The method according to claim 6, wherein the method is selected from ⁶ -monomethyl-substituted ATP. 8. A compression-suppressing ribonucleotide derivative is used as the ribonucleoside 5 triphosphates which are CTP or its derivative, and the nucleic acid transcription initiator is cytidine or cytidine 5 monophosphate (C
MP), cytidine 5 diphosphate (CDP), general formula N ¹ (N) _n-1 C (where N ¹ is ribonucleoside, ribonucleoside 5 monophosphate, or ribonucleoside 5 diphosphate; Is ribonucleoside 5 monophosphate, n is an integer of 1 or more, and C is cytidine 5 monophosphate), and an oligoribonucleotide represented by the general formula N ² (N)

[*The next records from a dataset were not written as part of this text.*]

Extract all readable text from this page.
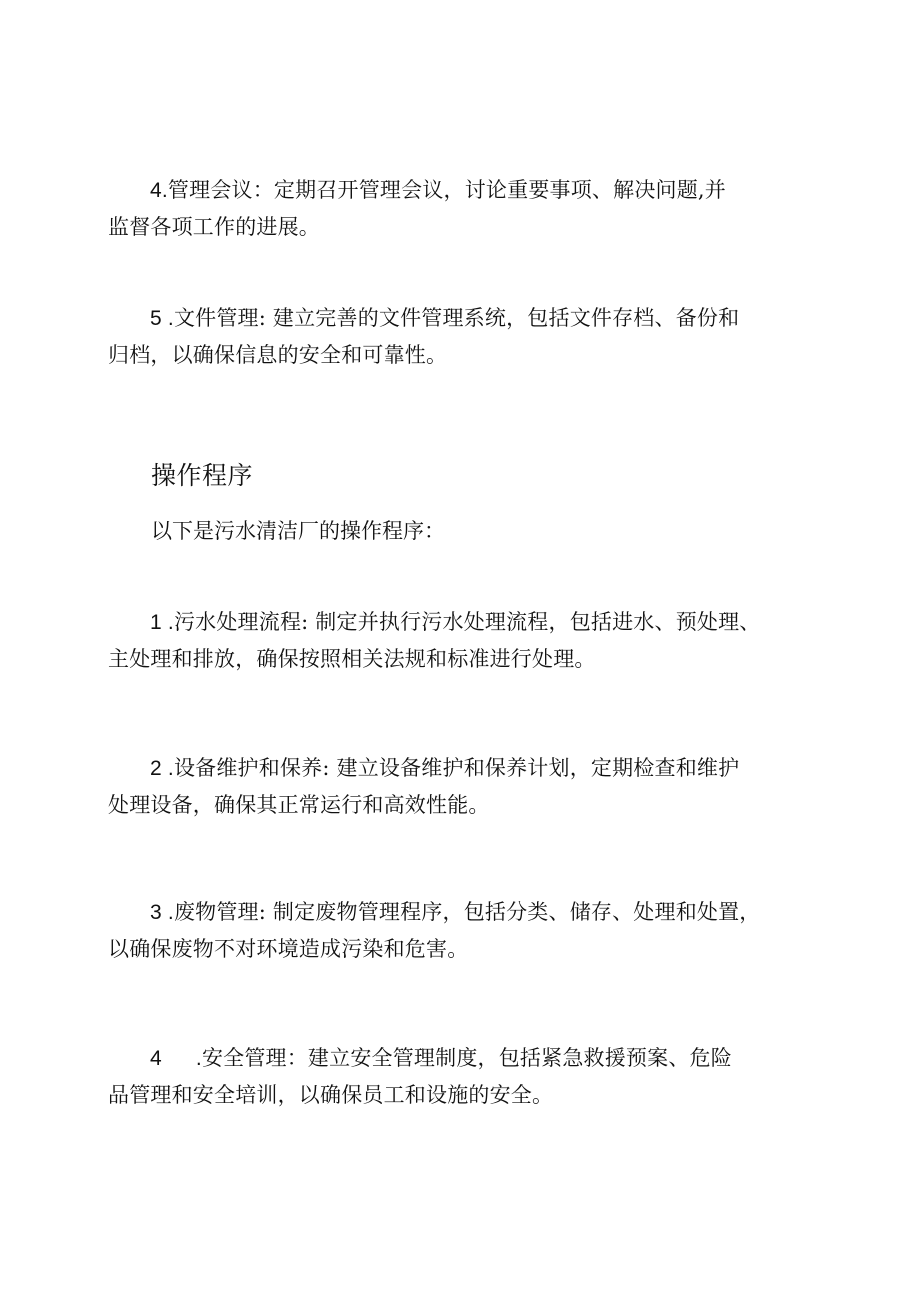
4.管理会议：定期召开管理会议，讨论重要事项、解决问题,并
监督各项工作的进展。
5 .文件管理: 建立完善的文件管理系统，包括文件存档、备份和
归档，以确保信息的安全和可靠性。
操作程序

以下是污水清洁厂的操作程序：

1 .污水处理流程: 制定并执行污水处理流程，包括进水、预处理、
主处理和排放，确保按照相关法规和标准进行处理。
2 .设备维护和保养: 建立设备维护和保养计划，定期检查和维护
处理设备，确保其正常运行和高效性能。
3 .废物管理: 制定废物管理程序，包括分类、储存、处理和处置，
以确保废物不对环境造成污染和危害。
4 .安全管理：建立安全管理制度，包括紧急救援预案、危险
品管理和安全培训，以确保员工和设施的安全。
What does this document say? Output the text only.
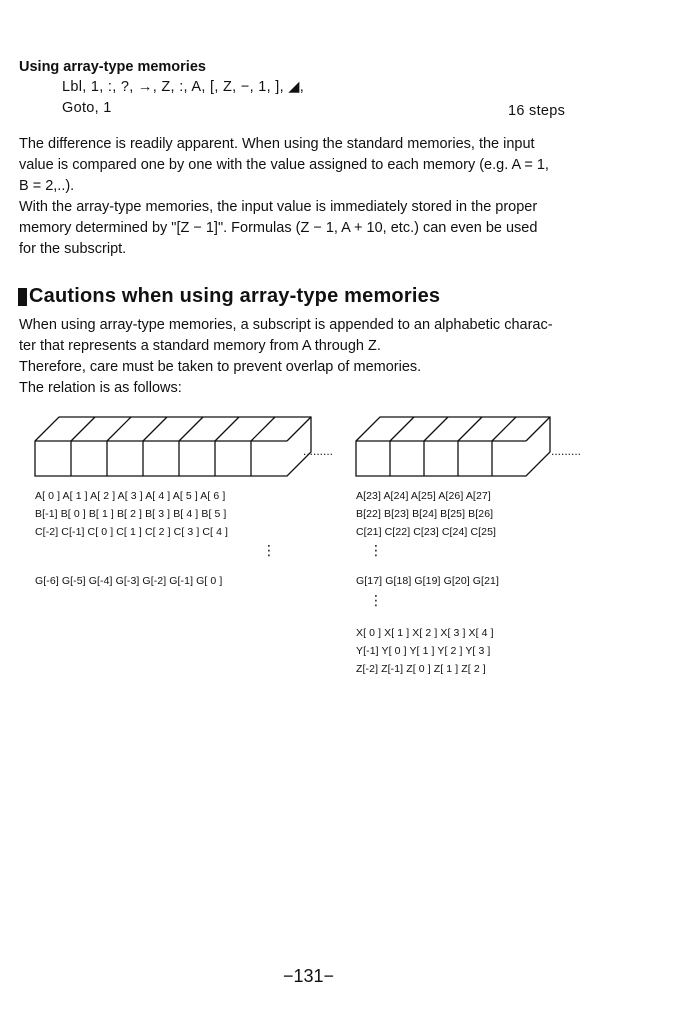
Using array-type memories
Lbl, 1, :, ?, →, Z, :, A, [, Z, −, 1, ], ◢,
Goto, 1	16 steps
The difference is readily apparent. When using the standard memories, the input
value is compared one by one with the value assigned to each memory (e.g. A = 1,
B = 2,..).
With the array-type memories, the input value is immediately stored in the proper
memory determined by "[Z − 1]". Formulas (Z − 1, A + 10, etc.) can even be used
for the subscript.
Cautions when using array-type memories
When using array-type memories, a subscript is appended to an alphabetic charac-
ter that represents a standard memory from A through Z.
Therefore, care must be taken to prevent overlap of memories.
The relation is as follows:
.........	.........
A[ 0 ] A[ 1 ] A[ 2 ] A[ 3 ] A[ 4 ] A[ 5 ] A[ 6 ]
B[-1] B[ 0 ] B[ 1 ] B[ 2 ] B[ 3 ] B[ 4 ] B[ 5 ]
C[-2] C[-1] C[ 0 ] C[ 1 ] C[ 2 ] C[ 3 ] C[ 4 ]
⋮
G[-6] G[-5] G[-4] G[-3] G[-2] G[-1] G[ 0 ]
A[23] A[24] A[25] A[26] A[27]
B[22] B[23] B[24] B[25] B[26]
C[21] C[22] C[23] C[24] C[25]
⋮
G[17] G[18] G[19] G[20] G[21]
⋮
X[ 0 ] X[ 1 ] X[ 2 ] X[ 3 ] X[ 4 ]
Y[-1] Y[ 0 ] Y[ 1 ] Y[ 2 ] Y[ 3 ]
Z[-2] Z[-1] Z[ 0 ] Z[ 1 ] Z[ 2 ]
−131−
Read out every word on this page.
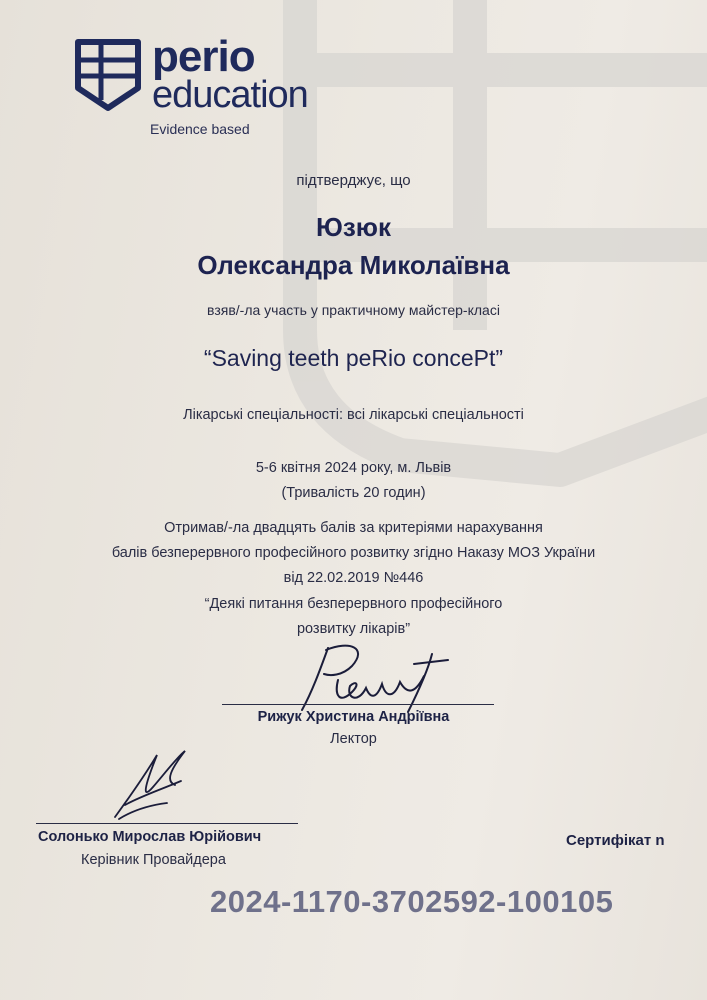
perio
education
Evidence based
підтверджує, що
Юзюк
Олександра Миколаївна
взяв/-ла участь у практичному майстер-класі
“Saving teeth peRio concePt”
Лікарські спеціальності: всі лікарські спеціальності
5-6 квітня 2024 року, м. Львів
(Тривалість 20 годин)
Отримав/-ла двадцять балів за критеріями нарахування
балів безперервного професійного розвитку згідно Наказу МОЗ України
від 22.02.2019 №446
“Деякі питання безперервного професійного
розвитку лікарів”
Рижук Христина Андріївна
Лектор
Солонько Мирослав Юрійович
Керівник Провайдера
Сертифікат n
2024-1170-3702592-100105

_n-1 C (wherein, N ² is a group represented by the following formula (1),
N is ribonucleoside 5 monophosphate, n
Is an integer of 1 or more, and C is cytidine 5 monophosphate), or one or more selected from the group consisting of oligoribonucleotides represented by the formula:
The described method. Embedded image 9. The method of claim 9, wherein the compression-suppressing ribonucleotide derivative is 3-deaza CTP, N ⁴ -deamino CTP, and N-deamino CTP.
9. The method according to claim 8, wherein the method is selected from ⁴ -monomethyl substituted CTPs. 10. A compression-suppressing ribonucleotide derivative is used as UTP or its derivative, ribonucleoside 5 triphosphates, and the nucleic acid transcription initiator is uridine, uridine 5 monophosphate (UMP), uridine 5 diphosphate. Fate (UDP),
General formula N ¹ (N) _n-1 U (where N ¹ is ribonucleoside, ribonucleoside 5 monophosphate, or ribonucleoside 5 diphosphate, N is ribonucleoside 5 monophosphate, and n is An integer of 1 or more, and U is uridine 5 monophosphate) and an oligoribonucleotide represented by the general formula N
² (N) _n-1 U (wherein N ² is a group represented by the following formula (1), N is ribonucleoside 5 monophosphate, n is an integer of 1 or more, and U is uridine 5. The method according to claim 1, wherein the method is one or more selected from the group consisting of oligoribonucleotides represented by (5) monophosphate. 11. The method according to claim 10, wherein the compression-suppressing ribonucleotide derivative is 3-deaza-UTP.